Netflix (NFLX) just got a major vote of confidence from Wall Street.
UBS upgraded the stock to “Buy” and lifted its 12-month price target to $1,450, a 26% jump from its previous estimate and 19% over yesterday’s close price.
The call reflects growing confidence in Netflix’s growing margins and revenue, thanks to changing TV habits and international expansion.
As linear TV (programming delivered on a fixed schedule) continues to shrink, UBS argues Netflix is best positioned to scoop up displaced viewers and content share.

“While consumption of general entertainment on linear is fading, it still accounts for 30% of all TV consumption in the U.S. across both streaming and linear, suggesting several more years of viewership substitution in Netflix's largest and most mature market,” wrote UBS analyst John C. Hodulik.
In fact, legacy broadcasters announced just 10 new scripted series across FOX, CBS, ABC, and NBC for the 2025–2026 season. Netflix, by contrast, is planning over 30 original series over the same time.
That content growth is translating well into new subscribers. Netflix ended 2024 with around 301 million subscribers, which is projected to reach 340 million by the end of 2025, according to Omdia.
Meanwhile, the ad-supported tier is on a tear.
Netflix now reports 94 million monthly active users globally — nearly 5x the number from last November — unlocking what UBS sees as a powerful new monetization channel.
On top of that, Netflix's is successfully expanding internationally. Global viewership on the platform’s Top 10 list is up 10% year-over-year, driven by international hits from Korea, Argentina, and Spain.
📈 A standout Q1
In April, Netflix posted a blowout quarter, with earnings and revenue handily beating expectations. First-quarter revenue rose 13% year-over-year to $10.54 billion, slightly above the $10.52 billion consensus from LSEG.
Netflix pricing power remains itanct, with revenue rising despite price hikes across its standard, ad-supported, and premium tiers. UBS says that’s a sign Netflix has successfully locked in subscibers.
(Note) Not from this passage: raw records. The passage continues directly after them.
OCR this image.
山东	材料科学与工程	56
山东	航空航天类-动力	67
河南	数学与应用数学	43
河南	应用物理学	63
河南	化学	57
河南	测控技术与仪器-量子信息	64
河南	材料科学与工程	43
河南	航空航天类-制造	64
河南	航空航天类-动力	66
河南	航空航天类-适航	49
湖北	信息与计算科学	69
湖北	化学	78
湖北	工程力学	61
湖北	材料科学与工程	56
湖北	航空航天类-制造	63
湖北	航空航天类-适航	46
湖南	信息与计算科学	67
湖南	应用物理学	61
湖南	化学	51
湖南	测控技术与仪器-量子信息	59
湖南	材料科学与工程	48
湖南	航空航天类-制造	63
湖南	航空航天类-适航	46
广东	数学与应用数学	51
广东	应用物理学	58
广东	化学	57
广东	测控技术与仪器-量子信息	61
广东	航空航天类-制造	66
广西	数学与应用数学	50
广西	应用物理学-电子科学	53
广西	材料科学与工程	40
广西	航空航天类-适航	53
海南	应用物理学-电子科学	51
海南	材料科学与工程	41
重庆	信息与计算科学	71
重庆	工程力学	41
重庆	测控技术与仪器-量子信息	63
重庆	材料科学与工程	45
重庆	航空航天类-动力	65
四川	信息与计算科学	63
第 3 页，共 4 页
On the bottom line, net income surged to $2.89 billion, or $6.61 per share, topping Wall Street estimates of $5.71.
It was also the first quarter the company chose not to disclose subscriber numbers.
Netflix Co-CEO Greg Peters, however, downplayed any major surprises. “There wasn’t anything significant to report,” Peters said, referring to the broader economic backdrop of rising prices and trade headwinds.
But he added, “We also take some comfort that entertainment historically has been pretty resilient in tougher economic times.”
In other words, Netflix is proving it can thrive, even when the economy doesn’t.